Whatever we have set in motion now cannot be stopped. Sure we can spend the next 20 years frantically trying to reverse it but there will still be a highly uncomfortable, at best, and downright apocalyptic, at worst, interim period between the setting in of massively disruptive climate change and whatever technological panaceas we attempt to mount. And that’s if we can mount them before civilisation as we know it collapses, taking with it the infrastructure that will surely be required to attempt climate change mitigation at the scale required.
Before anyone reaches out to check on my mental health, I assure you I’m perfectly calm about it.
I really want to be wrong. Unfortunately I tend to be right about macro-trends and trends in general. I’m something of a closet futurist and forecaster. What I’ve not been good at is sharing these prognoses. Mostly they sit in my head, taking up space and in this case causing me a lot of anxiety, and then one by one I watch things happen exactly as I anticipated.

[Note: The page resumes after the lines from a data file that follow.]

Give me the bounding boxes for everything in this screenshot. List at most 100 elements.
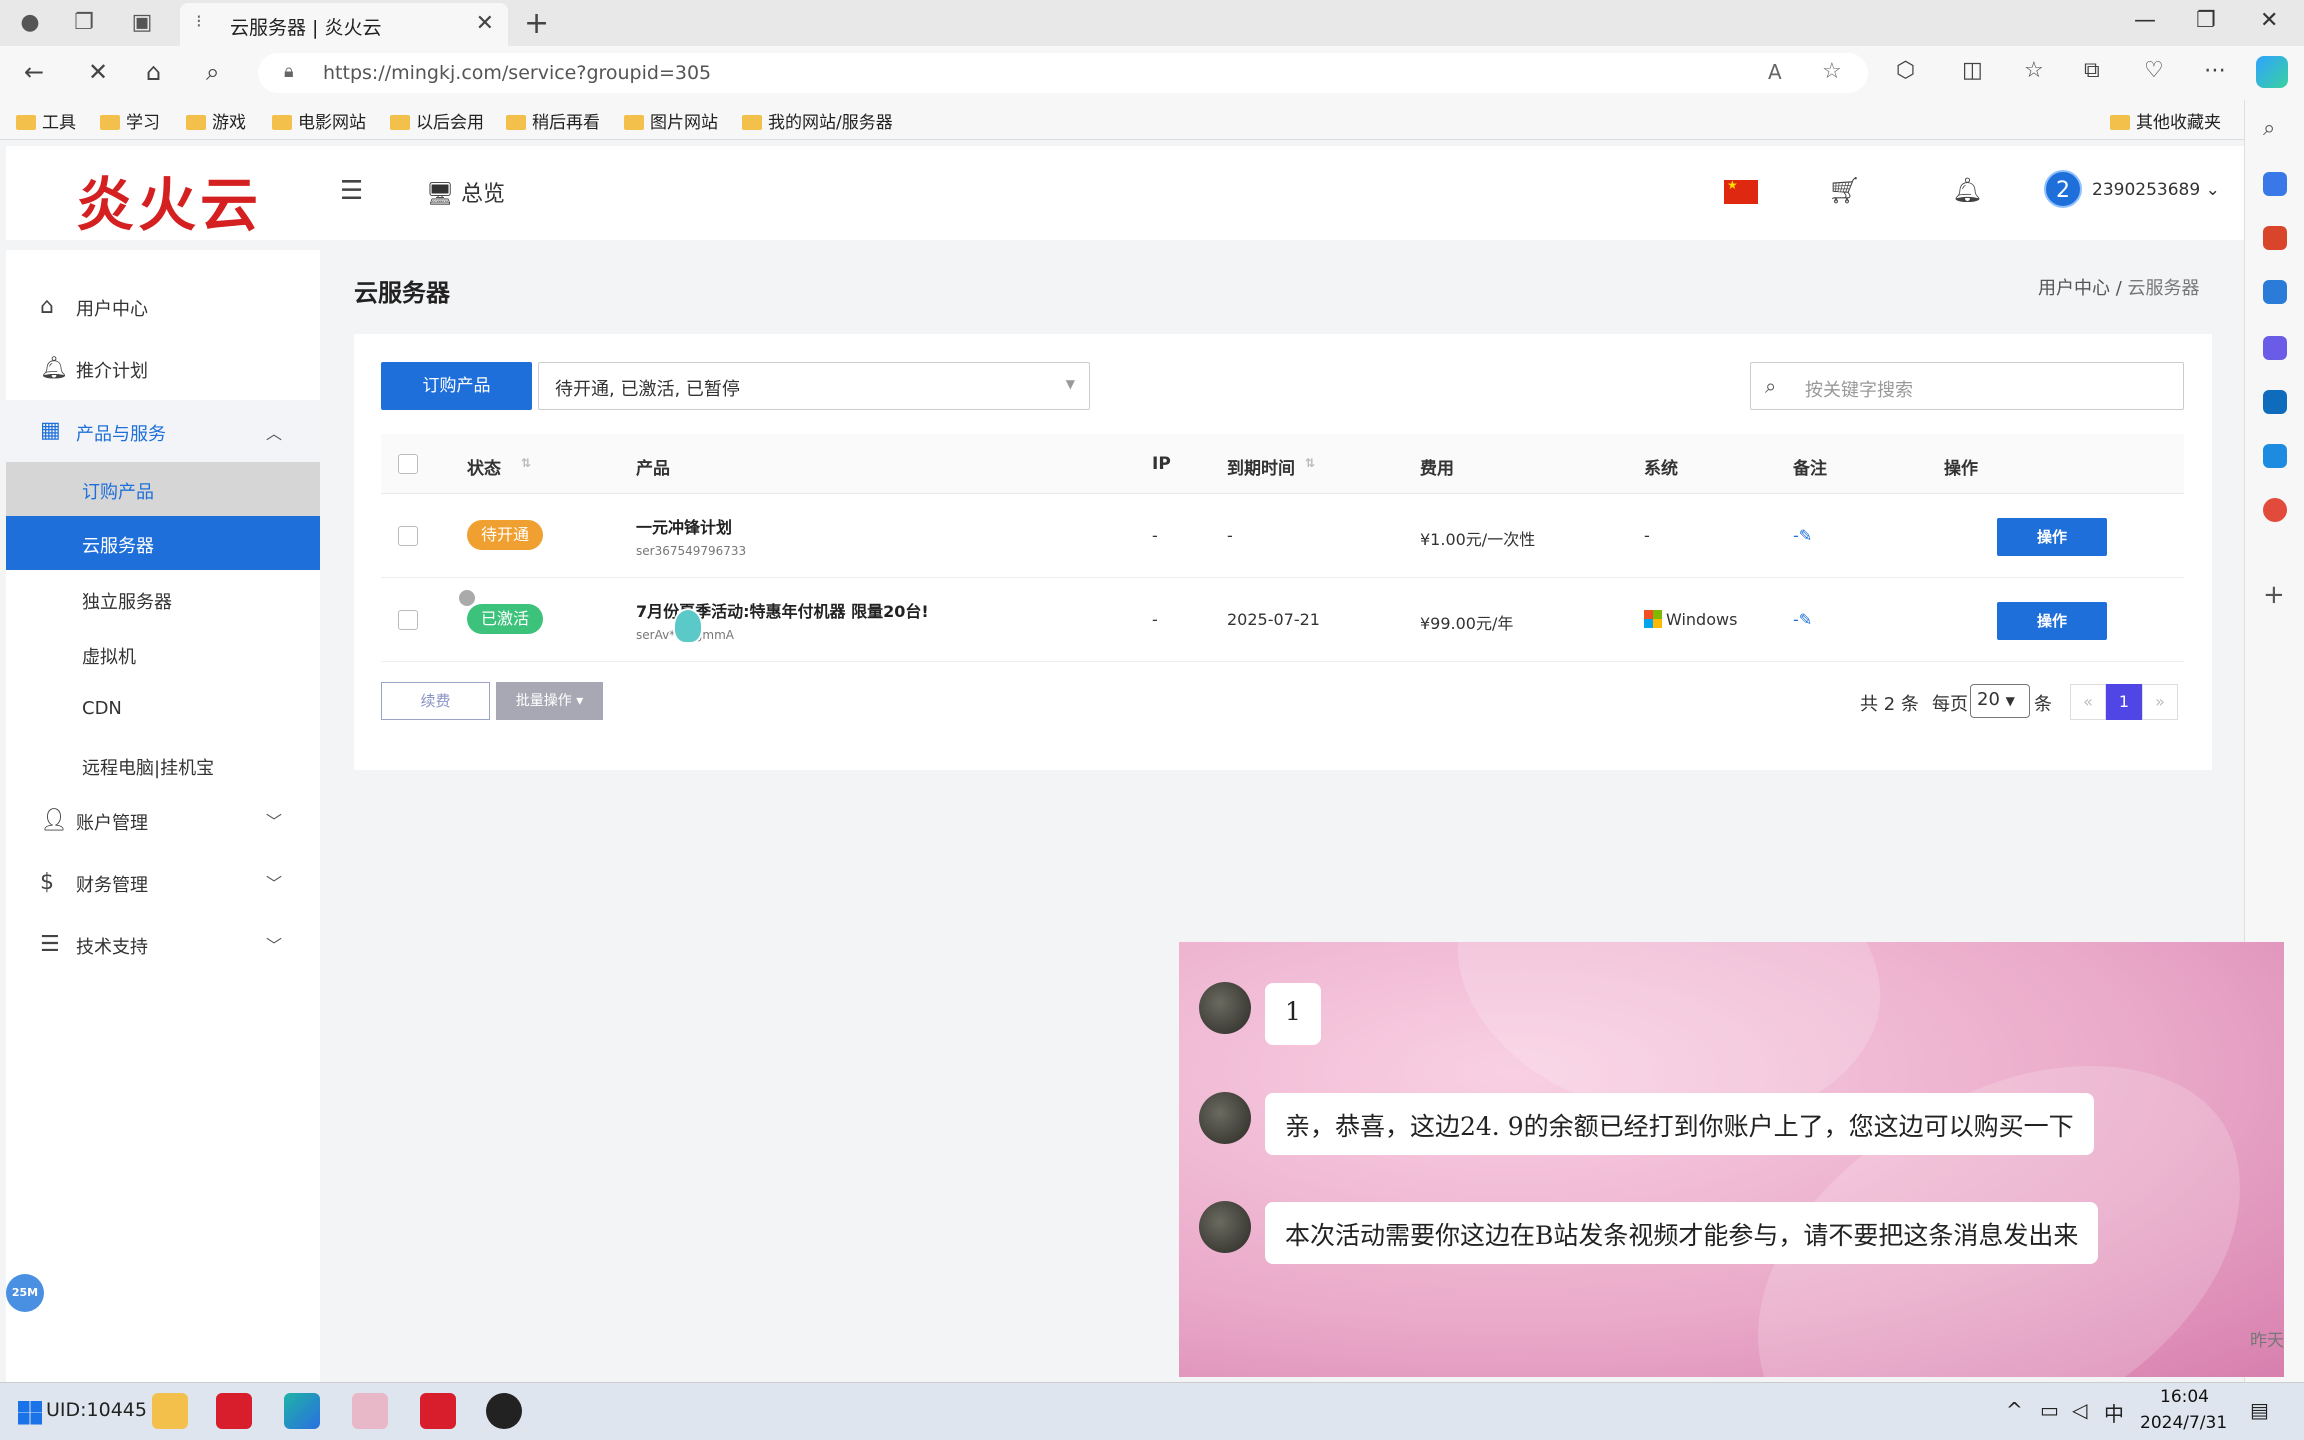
site-logo[interactable]: 炎火云: [76, 158, 262, 242]
new-tab-icon[interactable]: +: [524, 6, 549, 41]
ime-indicator[interactable]: 中: [2104, 1398, 2124, 1427]
restore-icon[interactable]: ❐: [2196, 8, 2216, 33]
add-app-icon[interactable]: +: [2263, 580, 2285, 610]
network-icon[interactable]: ▭: [2040, 1398, 2059, 1422]
product-name[interactable]: 一元冲锋计划: [636, 514, 732, 538]
search-icon[interactable]: ⌕: [206, 58, 219, 86]
app-icon[interactable]: [2263, 498, 2287, 522]
app-icon[interactable]: [420, 1393, 456, 1429]
username-dropdown[interactable]: 2390253689 ⌄: [2092, 180, 2220, 200]
bookmark-folder[interactable]: 电影网站: [272, 108, 366, 133]
app-icon[interactable]: [216, 1393, 252, 1429]
search-input[interactable]: ⌕ 按关键字搜索: [1750, 362, 2184, 410]
sidebar-item-finance[interactable]: $ 财务管理 ﹀: [6, 856, 320, 908]
sort-icon[interactable]: ⇅: [1305, 456, 1315, 470]
office-icon[interactable]: [2263, 336, 2287, 360]
bookmark-folder[interactable]: 学习: [100, 108, 160, 133]
row-checkbox[interactable]: [398, 610, 418, 630]
note-value[interactable]: -✎: [1793, 610, 1812, 629]
qq-icon[interactable]: [486, 1393, 522, 1429]
back-icon[interactable]: ←: [24, 58, 44, 86]
copilot-icon[interactable]: [2256, 56, 2288, 88]
bookmark-folder[interactable]: 图片网站: [624, 108, 718, 133]
clock-time[interactable]: 16:04: [2160, 1387, 2209, 1407]
close-window-icon[interactable]: ✕: [2260, 8, 2278, 33]
menu-toggle-icon[interactable]: ☰: [340, 176, 363, 206]
more-icon[interactable]: ⋯: [2204, 58, 2226, 83]
other-bookmarks-folder[interactable]: 其他收藏夹: [2110, 108, 2221, 133]
edge-icon[interactable]: [284, 1393, 320, 1429]
sidebar-item-user-center[interactable]: ⌂ 用户中心: [6, 280, 320, 332]
outlook-icon[interactable]: [2263, 390, 2287, 414]
file-explorer-icon[interactable]: [152, 1393, 188, 1429]
status-filter-select[interactable]: 待开通, 已激活, 已暂停 ▼: [538, 362, 1090, 410]
sidebar-sub-cdn[interactable]: CDN: [6, 682, 320, 736]
prev-page-button[interactable]: «: [2070, 684, 2106, 720]
extensions-icon[interactable]: ⬡: [1896, 58, 1915, 83]
start-icon[interactable]: [18, 1401, 42, 1425]
tab-close-icon[interactable]: ✕: [476, 11, 494, 36]
china-flag-icon[interactable]: [1724, 178, 1758, 204]
sort-icon[interactable]: ⇅: [521, 456, 531, 470]
bookmark-folder[interactable]: 游戏: [186, 108, 246, 133]
send-icon[interactable]: [2263, 444, 2287, 468]
url-field[interactable]: 🔒︎ https://mingkj.com/service?groupid=30…: [258, 53, 1868, 93]
sidebar-sub-cloud-server[interactable]: 云服务器: [6, 516, 320, 570]
batch-actions-button[interactable]: 批量操作 ▾: [496, 682, 603, 720]
notification-bell-icon[interactable]: 🔔︎: [1952, 176, 1982, 204]
order-product-button[interactable]: 订购产品: [381, 362, 532, 410]
browser-essentials-icon[interactable]: ♡: [2144, 58, 2164, 83]
image-app-icon[interactable]: [352, 1393, 388, 1429]
row-checkbox[interactable]: [398, 526, 418, 546]
chevron-down-icon: ▼: [2005, 694, 2015, 708]
sidebar-item-support[interactable]: ☰ 技术支持 ﹀: [6, 918, 320, 970]
per-page-select[interactable]: 20 ▼: [1970, 684, 2030, 718]
sidebar-sub-dedicated[interactable]: 独立服务器: [6, 572, 320, 626]
profile-icon[interactable]: ●: [16, 9, 44, 37]
action-button[interactable]: 操作: [1997, 602, 2107, 640]
stop-icon[interactable]: ✕: [88, 58, 108, 86]
collections-icon[interactable]: ⧉: [2084, 58, 2100, 83]
sidebar-sub-remote-pc[interactable]: 远程电脑|挂机宝: [6, 738, 320, 792]
sidebar-sub-order[interactable]: 订购产品: [6, 462, 320, 516]
overview-link[interactable]: 🖥︎ 总览: [426, 176, 505, 208]
sidebar-item-referral[interactable]: 🔔︎ 推介计划: [6, 342, 320, 394]
breadcrumb-user-center[interactable]: 用户中心: [2038, 278, 2110, 299]
home-icon[interactable]: ⌂: [146, 58, 161, 86]
workspaces-icon[interactable]: ❐: [70, 9, 98, 37]
notification-icon[interactable]: ▤: [2250, 1398, 2269, 1422]
bookmark-folder[interactable]: 稍后再看: [506, 108, 600, 133]
sidebar-search-icon[interactable]: ⌕: [2263, 116, 2275, 141]
sidebar-sub-vm[interactable]: 虚拟机: [6, 627, 320, 681]
tray-expand-icon[interactable]: ^: [2006, 1398, 2023, 1422]
sidebar-item-account[interactable]: 👤︎ 账户管理 ﹀: [6, 794, 320, 846]
games-icon[interactable]: [2263, 280, 2287, 304]
bookmark-folder[interactable]: 以后会用: [390, 108, 484, 133]
renew-button[interactable]: 续费: [381, 682, 490, 720]
bookmark-folder[interactable]: 我的网站/服务器: [742, 108, 893, 133]
shopping-icon[interactable]: [2263, 172, 2287, 196]
tab-actions-icon[interactable]: ▣: [128, 9, 156, 37]
minimize-icon[interactable]: —: [2134, 8, 2156, 33]
volume-icon[interactable]: ◁: [2072, 1398, 2087, 1422]
browser-tab[interactable]: ⁝ 云服务器 | 炎火云 ✕: [180, 3, 508, 46]
column-header[interactable]: 到期时间: [1227, 454, 1295, 479]
page-button[interactable]: 1: [2106, 684, 2142, 720]
avatar[interactable]: 2: [2044, 170, 2082, 208]
column-header[interactable]: 状态: [467, 454, 501, 479]
select-all-checkbox[interactable]: [398, 454, 418, 474]
clock-date[interactable]: 2024/7/31: [2140, 1413, 2227, 1433]
note-value[interactable]: -✎: [1793, 526, 1812, 545]
read-aloud-icon[interactable]: A: [1768, 60, 1782, 84]
tools-icon[interactable]: [2263, 226, 2287, 250]
next-page-button[interactable]: »: [2142, 684, 2178, 720]
favorite-star-icon[interactable]: ☆: [1822, 59, 1842, 84]
split-screen-icon[interactable]: ◫: [1962, 58, 1983, 83]
floating-badge[interactable]: 25M: [6, 1274, 44, 1312]
cart-icon[interactable]: 🛒︎: [1828, 176, 1861, 206]
favorites-icon[interactable]: ☆: [2024, 58, 2044, 83]
sidebar-item-products[interactable]: ▦ 产品与服务 ︿: [6, 400, 320, 462]
bookmark-folder[interactable]: 工具: [16, 108, 76, 133]
edit-icon: ✎: [1798, 610, 1813, 629]
action-button[interactable]: 操作: [1997, 518, 2107, 556]
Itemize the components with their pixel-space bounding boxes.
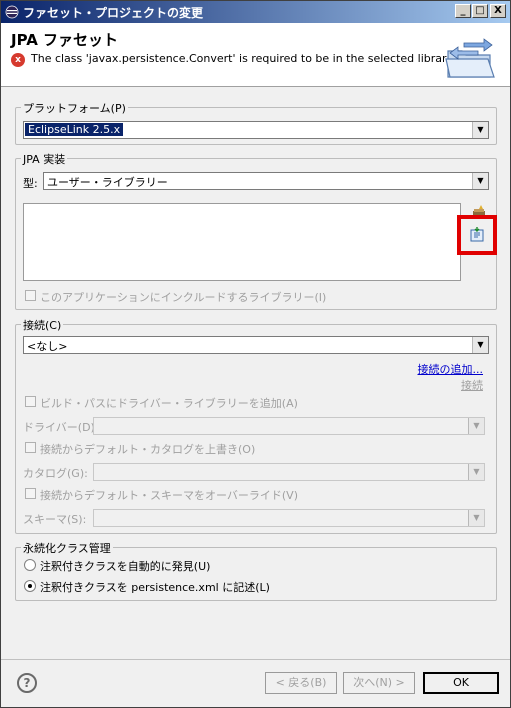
chevron-down-icon: ▼ bbox=[468, 418, 484, 434]
chevron-down-icon: ▼ bbox=[472, 173, 488, 189]
help-icon[interactable]: ? bbox=[17, 673, 37, 693]
radio-auto-discover-label: 注釈付きクラスを自動的に発見(U) bbox=[40, 560, 211, 573]
platform-group-label: プラットフォーム(P) bbox=[21, 100, 128, 116]
connection-select[interactable]: <なし> ▼ bbox=[23, 336, 489, 354]
radio-list-in-persistence[interactable] bbox=[24, 580, 36, 592]
dialog-window: ファセット・プロジェクトの変更 _ □ X JPA ファセット x The cl… bbox=[0, 0, 511, 708]
radio-list-in-persistence-label: 注釈付きクラスを persistence.xml に記述(L) bbox=[40, 581, 270, 594]
minimize-button[interactable]: _ bbox=[455, 4, 471, 18]
page-title: JPA ファセット bbox=[11, 31, 119, 49]
driver-label: ドライバー(D): bbox=[23, 421, 99, 434]
jpa-implementation-group-label: JPA 実装 bbox=[21, 151, 68, 167]
footer-divider bbox=[1, 659, 510, 660]
window-title: ファセット・プロジェクトの変更 bbox=[23, 6, 204, 20]
type-label: 型: bbox=[23, 177, 38, 190]
maximize-button[interactable]: □ bbox=[472, 4, 488, 18]
eclipse-icon bbox=[5, 5, 19, 19]
platform-select-value: EclipseLink 2.5.x bbox=[25, 123, 124, 136]
override-catalog-label: 接続からデフォルト・カタログを上書き(O) bbox=[40, 443, 256, 456]
driver-select[interactable]: ▼ bbox=[93, 417, 485, 435]
connection-select-value: <なし> bbox=[27, 340, 68, 353]
add-driver-checkbox[interactable] bbox=[25, 396, 36, 407]
ok-button[interactable]: OK bbox=[423, 672, 499, 694]
connection-group-label: 接続(C) bbox=[21, 317, 64, 333]
download-library-icon[interactable] bbox=[469, 227, 485, 243]
catalog-select[interactable]: ▼ bbox=[93, 463, 485, 481]
override-schema-label: 接続からデフォルト・スキーマをオーバーライド(V) bbox=[40, 489, 298, 502]
override-catalog-checkbox[interactable] bbox=[25, 442, 36, 453]
back-button[interactable]: < 戻る(B) bbox=[265, 672, 337, 694]
chevron-down-icon: ▼ bbox=[468, 464, 484, 480]
title-bar: ファセット・プロジェクトの変更 _ □ X bbox=[1, 1, 510, 23]
close-button[interactable]: X bbox=[490, 4, 506, 18]
schema-label: スキーマ(S): bbox=[23, 513, 87, 526]
chevron-down-icon: ▼ bbox=[472, 122, 488, 138]
add-connection-link[interactable]: 接続の追加... bbox=[418, 361, 484, 377]
include-library-label: このアプリケーションにインクルードするライブラリー(I) bbox=[40, 291, 327, 304]
catalog-label: カタログ(G): bbox=[23, 467, 88, 480]
chevron-down-icon: ▼ bbox=[472, 337, 488, 353]
chevron-down-icon: ▼ bbox=[468, 510, 484, 526]
folder-arrows-icon bbox=[445, 38, 495, 78]
platform-select[interactable]: EclipseLink 2.5.x ▼ bbox=[23, 121, 489, 139]
type-select[interactable]: ユーザー・ライブラリー ▼ bbox=[43, 172, 489, 190]
include-library-checkbox[interactable] bbox=[25, 290, 36, 301]
error-icon: x bbox=[11, 53, 25, 67]
connect-link[interactable]: 接続 bbox=[461, 377, 483, 393]
error-message: The class 'javax.persistence.Convert' is… bbox=[31, 52, 466, 65]
radio-auto-discover[interactable] bbox=[24, 559, 36, 571]
override-schema-checkbox[interactable] bbox=[25, 488, 36, 499]
schema-select[interactable]: ▼ bbox=[93, 509, 485, 527]
library-list[interactable] bbox=[23, 203, 461, 281]
type-select-value: ユーザー・ライブラリー bbox=[47, 176, 168, 189]
header-banner: JPA ファセット x The class 'javax.persistence… bbox=[1, 23, 510, 87]
add-driver-label: ビルド・パスにドライバー・ライブラリーを追加(A) bbox=[40, 397, 298, 410]
next-button[interactable]: 次へ(N) > bbox=[343, 672, 415, 694]
persistence-group-label: 永続化クラス管理 bbox=[21, 540, 113, 556]
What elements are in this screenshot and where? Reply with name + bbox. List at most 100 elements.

That’s what I’m trying to change. Because I can’t spend these remaining 5-10 good years pretending and feigning blissful ignorance, assuming that our governments will at some point (surely?) step in and take meaningful action, while impending doom festers inside me.
If I do have a legacy—though frankly the whole concept of legacy on an individual scale seems a waste of time given the aforementioned future —then let it be that. And let it be that I maybe inspired others to speak the truth, too.
So, now what?
Yes, do the right thing. Reduce your consumption. Reduce your waste. Be more mindful of your impact. For God’s sake stop using single-use anything. Lobby your local Minister for faster, greater, realer climate action. Donate to eco-charities. Any charities.
Try and be a better human. Not because it will save our current way of life in the long-term, or deter the inevitable climate shift, but because if we as a species don’t figure this out now, the generation of babies that are currently learning how to be human will be that much farther from a truly sustainable existence on Planet Earth. Whatever kernels of knowledge survive, whenever we get to the other side of what is coming, let them hold hope because we began to figure this out now.
Also, enjoy life. As much as you can. There is no point wasting the next 5-10 years in a state of permanent anxiety and fretfulness. Start living like you may not have any of the opportunities in front of you again. Don’t go nuts on the consumption front obviously (see previous paragraph). But start saying things that have been on your mind for a while. Take that risk. Start that project. Try to find a little more joy in the simple, the free, the natural.
Do perhaps start stocking a few extra bottles of your favourite wine or spirit, occasionally. Just remember when the electricity grid goes there will be no ice, so better to store drinks you can enjoy at room temperature.
Whatever kernels of knowledge survive, whenever we get to the other side of what is coming, let them hold hope because we began to figure this out now.